Israel: Jerusalem should coordinate more closely with Jordan on matters concerning the Temple Mount. Jordan takes its role as custodian of the Al-Aqsa Mosque seriously. Granting Jordan what it requests to regulate the holy site (admitting agreed-upon numbers of religious authorities, guards, and other officials) is smart policy, so long as Jordan respects Israel’s right to intervene during events that threaten Israeli security. A three-way mechanism with the United States should be considered. In the meantime, Israel must continue to look for ways to continue to strengthen Jordan, both militarily and economically. The Jordan Gateway project,96 the Blue Green Prosperity project,97 and efforts to grant Jordan more access to West Bank markets98 deserve support. Military and intelligence cooperation should continue apace. Jordan remains a vital ally to Israel, and it should be treated as such. This does not grant Jordan the right to whip up anti-Israel sentiment around the region. When this occurs, Israel should address that activity through the appropriate channels.

The UAE, Bahrain, Morocco, and Egypt: All four countries must continue to find ways to encourage Jordan to integrate into the Abrahamic architecture in the Middle East. Jordan’s bilateral and multilateral cooperation with these countries, and perhaps even its economic ties, should be contingent, at least in part, upon its participation in these regional constructs. They are crucial to the future of the region, and they should not be held hostage by Palestinian maximalist demands.

Saudi Arabia: Riyadh is not a party to the Abraham Accords.

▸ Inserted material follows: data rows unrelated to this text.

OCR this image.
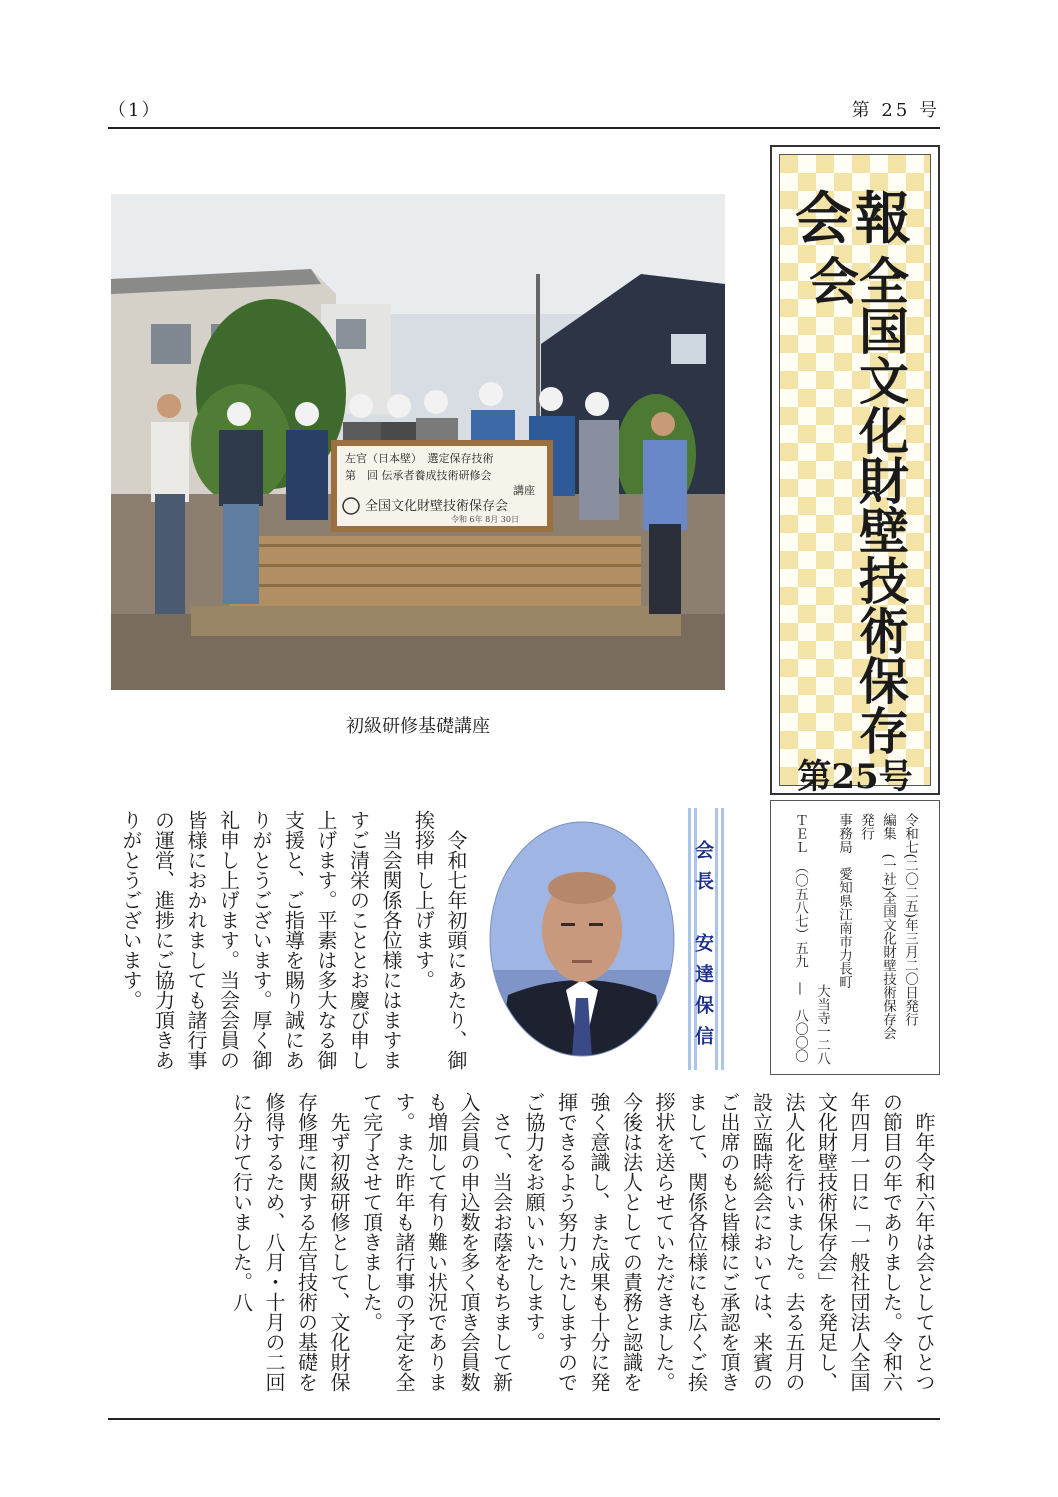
（1）	第 25 号
左官（日本壁）　選定保存技術
第　回 伝承者養成技術研修会
講座
全国文化財壁技術保存会
令和 6年 8月 30日
初級研修基礎講座
会報
全国文化財壁技術保存会
第25号
令和七(二〇二五)年三月二〇日発行
編集　(一社)全国文化財壁技術保存会
発行
事務局　愛知県江南市力長町
大当寺一二八
ＴＥＬ　（〇五八七）五九　—　八〇〇〇
会長　安達保信

令和七年初頭にあたり、御挨拶申し上げます。

当会関係各位様にはますますご清栄のこととお慶び申し上げます。平素は多大なる御支援と、ご指導を賜り誠にありがとうございます。厚く御礼申し上げます。当会会員の皆様におかれましても諸行事の運営、進捗にご協力頂きありがとうございます。

昨年令和六年は会としてひとつの節目の年でありました。令和六年四月一日に「一般社団法人全国文化財壁技術保存会」を発足し、法人化を行いました。去る五月の設立臨時総会においては、来賓のご出席のもと皆様にご承認を頂きまして、関係各位様にも広くご挨拶状を送らせていただきました。今後は法人としての責務と認識を強く意識し、また成果も十分に発揮できるよう努力いたしますのでご協力をお願いいたします。

さて、当会お蔭をもちまして新入会員の申込数を多く頂き会員数も増加して有り難い状況であります。また昨年も諸行事の予定を全て完了させて頂きました。

先ず初級研修として、文化財保存修理に関する左官技術の基礎を修得するため、八月・十月の二回に分けて行いました。八
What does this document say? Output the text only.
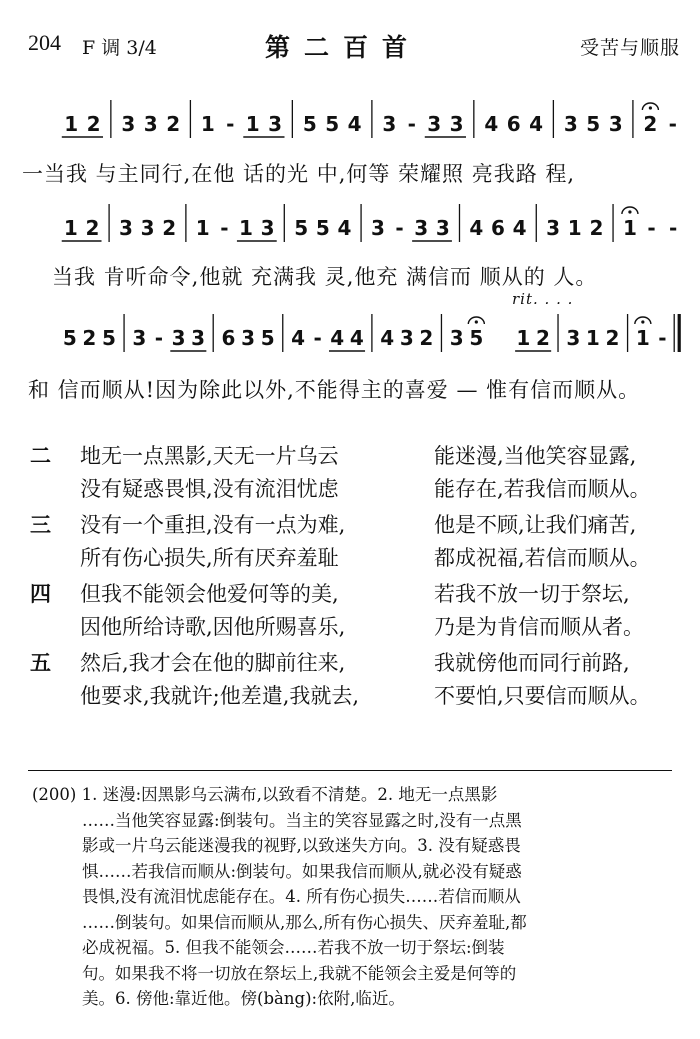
204 F 调 3/4	第二百首	受苦与顺服
1 2 3 3 2 1 - 1 3 5 5 4 3 - 3 3 4 6 4 3 5 3 2 -
一当我 与主同行,在他 话的光 中,何等 荣耀照 亮我路 程,
1 2 3 3 2 1 - 1 3 5 5 4 3 - 3 3 4 6 4 3 1 2 1 - -
当我 肯听命令,他就 充满我 灵,他充 满信而 顺从的 人。
rit. . . .
5 2 5 3 - 3 3 6 3 5 4 - 4 4 4 3 2 3 5 1 2 3 1 2 1 -
和 信而顺从!因为除此以外,不能得主的喜爱 — 惟有信而顺从。
二 地无一点黑影,天无一片乌云	能迷漫,当他笑容显露,
没有疑惑畏惧,没有流泪忧虑	能存在,若我信而顺从。
三 没有一个重担,没有一点为难,	他是不顾,让我们痛苦,
所有伤心损失,所有厌弃羞耻	都成祝福,若信而顺从。
四 但我不能领会他爱何等的美,	若我不放一切于祭坛,
因他所给诗歌,因他所赐喜乐,	乃是为肯信而顺从者。
五 然后,我才会在他的脚前往来,	我就傍他而同行前路,
他要求,我就许;他差遣,我就去,	不要怕,只要信而顺从。
(200) 1. 迷漫:因黑影乌云满布,以致看不清楚。2. 地无一点黑影
……当他笑容显露:倒装句。当主的笑容显露之时,没有一点黑
影或一片乌云能迷漫我的视野,以致迷失方向。3. 没有疑惑畏
惧……若我信而顺从:倒装句。如果我信而顺从,就必没有疑惑
畏惧,没有流泪忧虑能存在。4. 所有伤心损失……若信而顺从
……倒装句。如果信而顺从,那么,所有伤心损失、厌弃羞耻,都
必成祝福。5. 但我不能领会……若我不放一切于祭坛:倒装
句。如果我不将一切放在祭坛上,我就不能领会主爱是何等的
美。6. 傍他:靠近他。傍(bàng):依附,临近。
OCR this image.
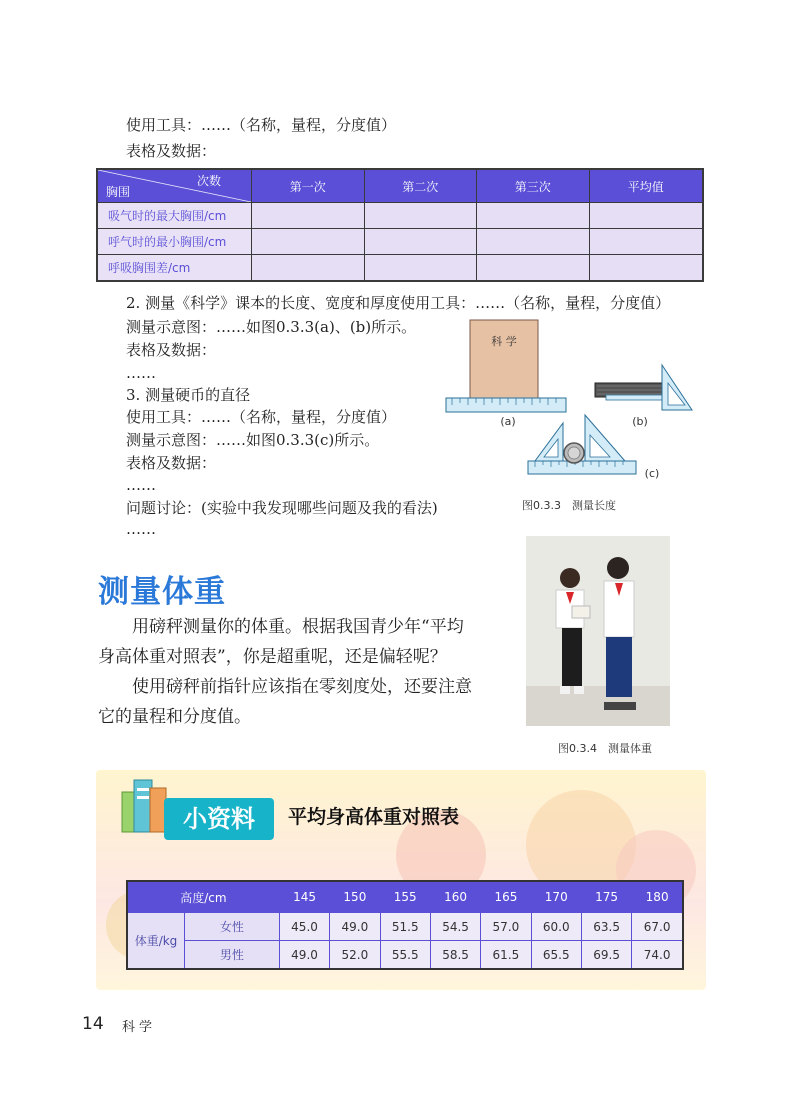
使用工具：……（名称，量程，分度值）
表格及数据：
次数
胸围	第一次	第二次	第三次	平均值
吸气时的最大胸围/cm				
呼气时的最小胸围/cm				
呼吸胸围差/cm				
2. 测量《科学》课本的长度、宽度和厚度使用工具：……（名称，量程，分度值）
测量示意图：……如图0.3.3(a)、(b)所示。
表格及数据：
……
3. 测量硬币的直径
使用工具：……（名称，量程，分度值）
测量示意图：……如图0.3.3(c)所示。
表格及数据：
……
问题讨论：(实验中我发现哪些问题及我的看法)
……
科 学
(a)	(b)
(c)
图0.3.3　测量长度
测量体重
用磅秤测量你的体重。根据我国青少年“平均
身高体重对照表”，你是超重呢，还是偏轻呢？
使用磅秤前指针应该指在零刻度处，还要注意
它的量程和分度值。
图0.3.4　测量体重
小资料	平均身高体重对照表
高度/cm		145	150	155	160	165	170	175	180
体重/kg	女性	45.0	49.0	51.5	54.5	57.0	60.0	63.5	67.0
	男性	49.0	52.0	55.5	58.5	61.5	65.5	69.5	74.0
14 科学
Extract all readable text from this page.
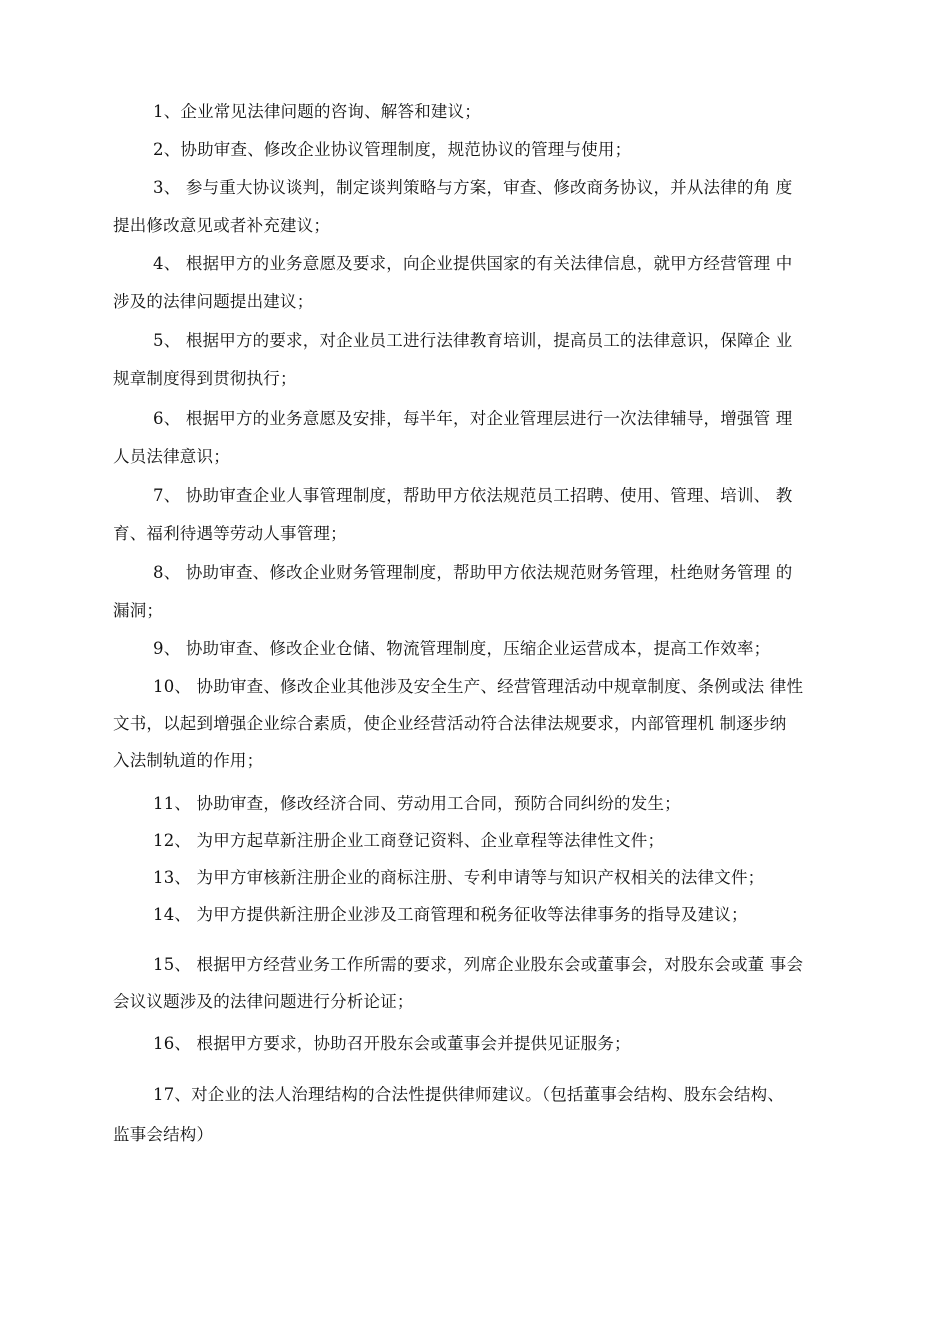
1、企业常见法律问题的咨询、解答和建议；
2、协助审查、修改企业协议管理制度，规范协议的管理与使用；
3、 参与重大协议谈判，制定谈判策略与方案，审查、修改商务协议，并从法律的角 度
提出修改意见或者补充建议；
4、 根据甲方的业务意愿及要求，向企业提供国家的有关法律信息，就甲方经营管理 中
涉及的法律问题提出建议；
5、 根据甲方的要求，对企业员工进行法律教育培训，提高员工的法律意识，保障企 业
规章制度得到贯彻执行；
6、 根据甲方的业务意愿及安排，每半年，对企业管理层进行一次法律辅导，增强管 理
人员法律意识；
7、 协助审查企业人事管理制度，帮助甲方依法规范员工招聘、使用、管理、培训、 教
育、福利待遇等劳动人事管理；
8、 协助审查、修改企业财务管理制度，帮助甲方依法规范财务管理，杜绝财务管理 的
漏洞；
9、 协助审查、修改企业仓储、物流管理制度，压缩企业运营成本，提高工作效率；
10、 协助审查、修改企业其他涉及安全生产、经营管理活动中规章制度、条例或法 律性
文书，以起到增强企业综合素质，使企业经营活动符合法律法规要求，内部管理机 制逐步纳
入法制轨道的作用；
11、 协助审查，修改经济合同、劳动用工合同，预防合同纠纷的发生；
12、 为甲方起草新注册企业工商登记资料、企业章程等法律性文件；
13、 为甲方审核新注册企业的商标注册、专利申请等与知识产权相关的法律文件；
14、 为甲方提供新注册企业涉及工商管理和税务征收等法律事务的指导及建议；
15、 根据甲方经营业务工作所需的要求，列席企业股东会或董事会，对股东会或董 事会
会议议题涉及的法律问题进行分析论证；
16、 根据甲方要求，协助召开股东会或董事会并提供见证服务；
17、对企业的法人治理结构的合法性提供律师建议。（包括董事会结构、股东会结构、
监事会结构）
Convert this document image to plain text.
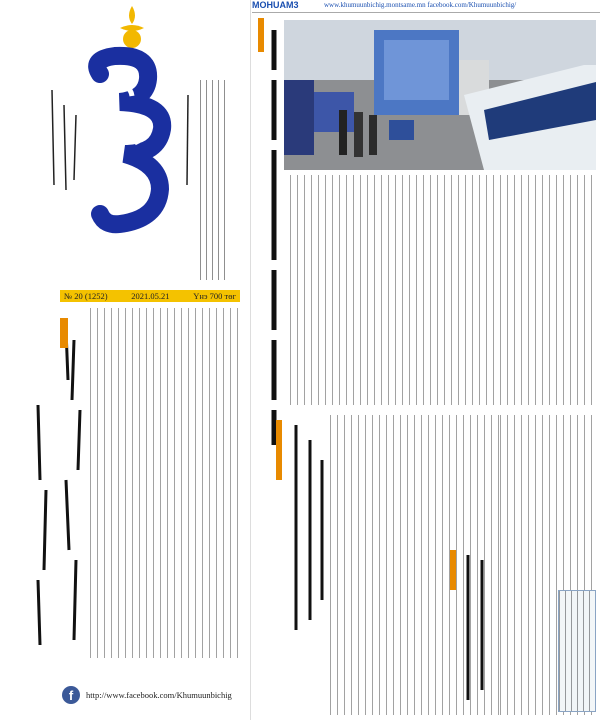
№ 20 (1252)	2021.05.21	Үнэ 700 төг
f	http://www.facebook.com/Khumuunbichig
MOHUAM3	www.khumuunbichig.montsame.mn facebook.com/Khumuunbichig/
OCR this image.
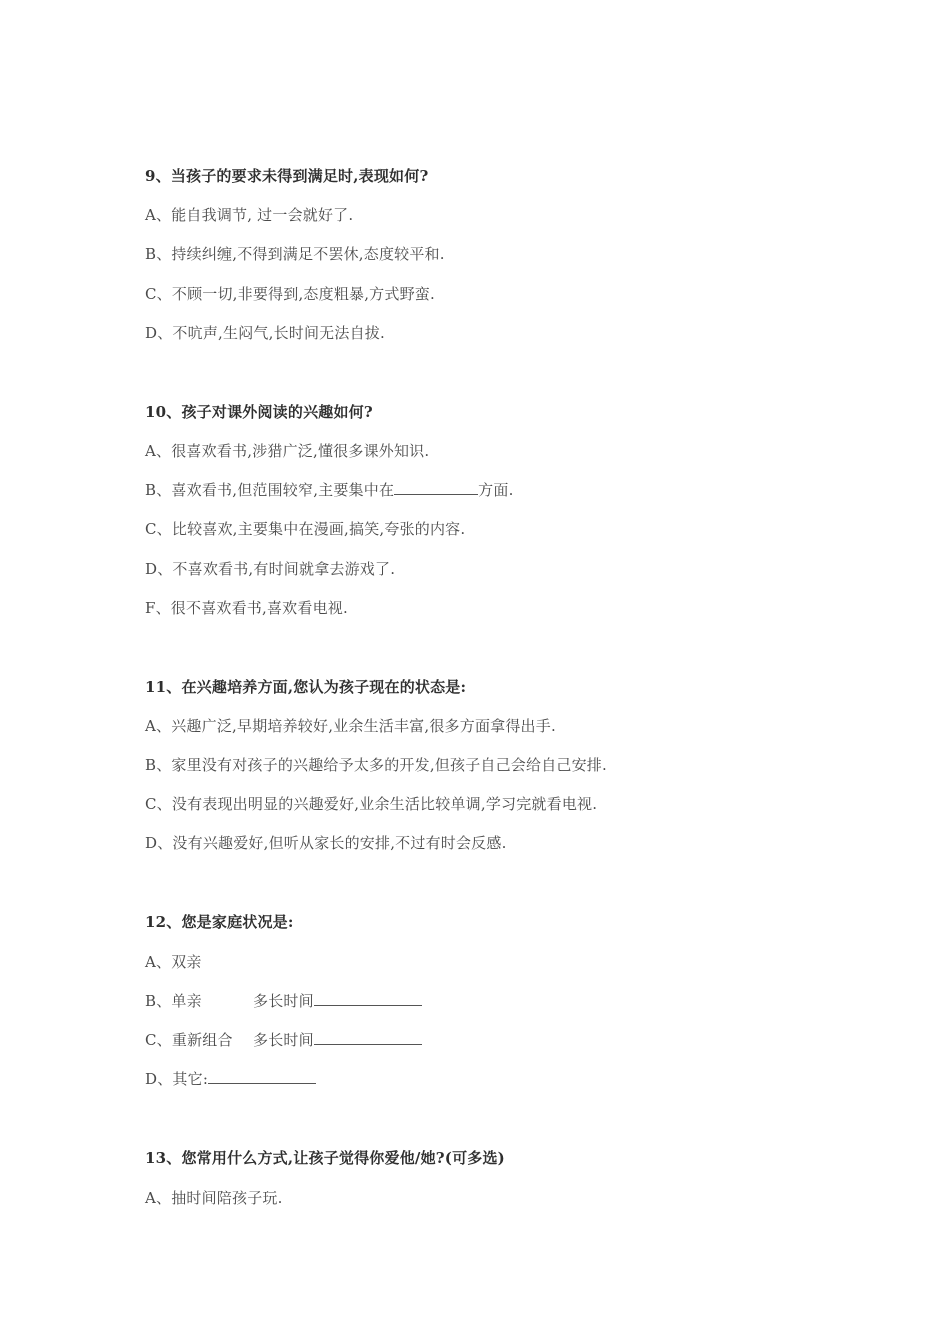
9、当孩子的要求未得到满足时,表现如何?
A、能自我调节, 过一会就好了.
B、持续纠缠,不得到满足不罢休,态度较平和.
C、不顾一切,非要得到,态度粗暴,方式野蛮.
D、不吭声,生闷气,长时间无法自拔.
10、孩子对课外阅读的兴趣如何?
A、很喜欢看书,涉猎广泛,懂很多课外知识.
B、喜欢看书,但范围较窄,主要集中在	方面.
C、比较喜欢,主要集中在漫画,搞笑,夸张的内容.
D、不喜欢看书,有时间就拿去游戏了.
F、很不喜欢看书,喜欢看电视.
11、在兴趣培养方面,您认为孩子现在的状态是:
A、兴趣广泛,早期培养较好,业余生活丰富,很多方面拿得出手.
B、家里没有对孩子的兴趣给予太多的开发,但孩子自己会给自己安排.
C、没有表现出明显的兴趣爱好,业余生活比较单调,学习完就看电视.
D、没有兴趣爱好,但听从家长的安排,不过有时会反感.
12、您是家庭状况是:
A、双亲
B、单亲	多长时间
C、重新组合 多长时间
D、其它:
13、您常用什么方式,让孩子觉得你爱他/她?(可多选)
A、抽时间陪孩子玩.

Nor is it an avowed enemy of Israel any longer. The Saudis can demonstrate to Jordan (and the rest of the Arab world) that Arab governments can maintain a principled position on the Palestinian issue while tempering public criticism and quietly cooperating on common threats. The Saudis should work with Amman to identify ways to deepen the trilateral relationship, even if a solution to the Palestinian issue is delayed.

Jordan: The status quo, one in which Jordan enjoys the perks of peace while simultaneously excoriating Israel for real and imagined transgressions, does not portend stability in the region. Nor does it bode well for Jordan, given its dependence upon Israel or the other countries that have committed to a fundamental transformation of the Middle East. The Hashemite Kingdom must conduct a strategic review of its peace with Israel, with an eye toward openly acknowledging and further strengthening the security and trade ties that are indispensable for Jordan. Such a review should also assess the potential dangers of allowing ties with Israel to deteriorate, particularly as Jerusalem loses patience with such scathing public rhetoric. Jordan should also conduct a review of the benefits of joining Abraham Accords structures, with the goal of pursuing stability, security, and prosperity.

Ties between Jordan and Israel are currently at a low point. But they have certainly not deteriorated beyond repair. The structures stood up by Washington, not to mention by Amman and Jerusalem, remain firmly in place. A return to the fundamentals, with a concurrent embrace of the new regional order, are key to a prosperous and secure future for both American allies. Moreover, they are key to the continued security of a U.S.-led Middle East.